Brand new vulnerabilities have been revealed concerning the IP White Box cameras made by Sony. Two primary alerts have popped out this week concerting the IP cameras, suggesting the IoT security is beginning to become a widespread problem for both consumers and companies as well.
News broke out at SEC Consult, claiming in their research that there is a backdoor that was discovered in several IP Cameras made by Sony. These backdoors allow for the ones attacking the devices to control the fully and use them to either attack other devices in their network or to spy directly via them. IT may also allow for altering of the image and disconnecting the camera via a cyber-attack, like DDoS, for example. The price of those cameras ranges from $500 to thousands of dollars.
As soon as the issue was discovered, the company has released an update to the firmware of those devices specifically oriented towards patching this issue.
Further analysis after SEC Consult discovered the exploits has resulted in the discovery of hard-coded credentials located in the firmware. One of those credentials was used to control user accounts and the other one was pointed towards direct administrative god-mode type of access (root). The names of the two accounts were respectively:
After infections it really comes down to the imagination of the attacker. One scenario is that these could be used to access neighbor devices via the Telnet protocol or SSH protocol if the software for cracking SSH is available at the dispose of the cyber-criminals. This can result in taking control of key devices such as switches or multilayer switchers and routers as well as important AP’s which can result of a full control of an organization’s network.
Hackers Could Manipulate Cameras’ Image
One of the discovered accounts, named “primana” also had administrative access to control the picture of the camera and control to physically alter where the camera is pointing at. Other privileges used by these cameras allow for organizations to take advantage of the heater of the cameras, more importantly activate it and deactivate it.
Everyone who is using these cameras is strongly advised to update their firmware with the latest by Sony. Furthermore, to secure the devices it is also recommended to create a VLAN whitelist and further secure firewalls as well.
Zero Days Bugs Discovered as Well
Another alert concerning IP cameras notifies about two zero-day bugs, discovered by Cybereason.
One of those bugs has the ability to enable the sharing of information with the IoT device and to bypass any authentication present.
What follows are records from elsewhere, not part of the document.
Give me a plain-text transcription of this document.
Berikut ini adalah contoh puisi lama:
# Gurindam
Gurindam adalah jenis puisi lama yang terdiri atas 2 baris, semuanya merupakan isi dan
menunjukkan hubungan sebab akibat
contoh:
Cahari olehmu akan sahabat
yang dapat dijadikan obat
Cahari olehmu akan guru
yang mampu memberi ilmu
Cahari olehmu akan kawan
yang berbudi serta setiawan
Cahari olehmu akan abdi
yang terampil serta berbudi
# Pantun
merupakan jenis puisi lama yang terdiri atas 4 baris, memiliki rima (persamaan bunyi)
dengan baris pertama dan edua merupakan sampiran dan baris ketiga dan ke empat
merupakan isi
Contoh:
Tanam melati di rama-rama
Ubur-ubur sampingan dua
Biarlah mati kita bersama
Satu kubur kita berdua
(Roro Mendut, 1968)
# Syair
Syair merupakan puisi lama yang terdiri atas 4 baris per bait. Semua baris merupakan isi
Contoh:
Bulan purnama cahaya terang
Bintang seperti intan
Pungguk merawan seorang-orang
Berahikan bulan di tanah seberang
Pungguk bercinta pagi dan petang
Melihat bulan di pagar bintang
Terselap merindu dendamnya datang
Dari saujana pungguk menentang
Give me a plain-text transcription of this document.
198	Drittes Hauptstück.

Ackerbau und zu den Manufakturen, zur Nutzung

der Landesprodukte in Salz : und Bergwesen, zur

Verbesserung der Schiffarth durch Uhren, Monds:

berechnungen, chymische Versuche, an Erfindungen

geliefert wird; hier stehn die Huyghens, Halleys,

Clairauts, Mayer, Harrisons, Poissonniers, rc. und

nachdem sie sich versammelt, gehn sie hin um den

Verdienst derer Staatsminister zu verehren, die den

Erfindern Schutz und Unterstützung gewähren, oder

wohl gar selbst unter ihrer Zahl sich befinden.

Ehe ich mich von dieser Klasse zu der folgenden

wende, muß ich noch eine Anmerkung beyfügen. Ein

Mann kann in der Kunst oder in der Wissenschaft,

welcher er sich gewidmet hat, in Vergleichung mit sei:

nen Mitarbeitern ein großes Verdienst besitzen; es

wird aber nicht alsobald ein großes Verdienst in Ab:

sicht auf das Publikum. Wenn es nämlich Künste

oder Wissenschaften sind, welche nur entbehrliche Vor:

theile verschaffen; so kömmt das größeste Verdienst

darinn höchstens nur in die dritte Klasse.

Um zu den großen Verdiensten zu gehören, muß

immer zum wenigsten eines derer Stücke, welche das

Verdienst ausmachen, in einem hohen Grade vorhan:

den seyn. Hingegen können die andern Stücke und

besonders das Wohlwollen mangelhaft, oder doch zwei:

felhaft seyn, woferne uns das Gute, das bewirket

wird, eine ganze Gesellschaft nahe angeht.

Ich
This exploit can be performed to get a hacker access to important information, like passwords used to access the hacked and other IoT devices connected to it. And the password strength does not play any role in this, meaning that no matter how strong your password is, it can still be hacked via this zero-day bug.
This leads to the second bug which was discovered, which allows for an external third-party to somehow gain access to the login screen to the cameras, where the hacked passwords and credentials can be entered to gain access to the device.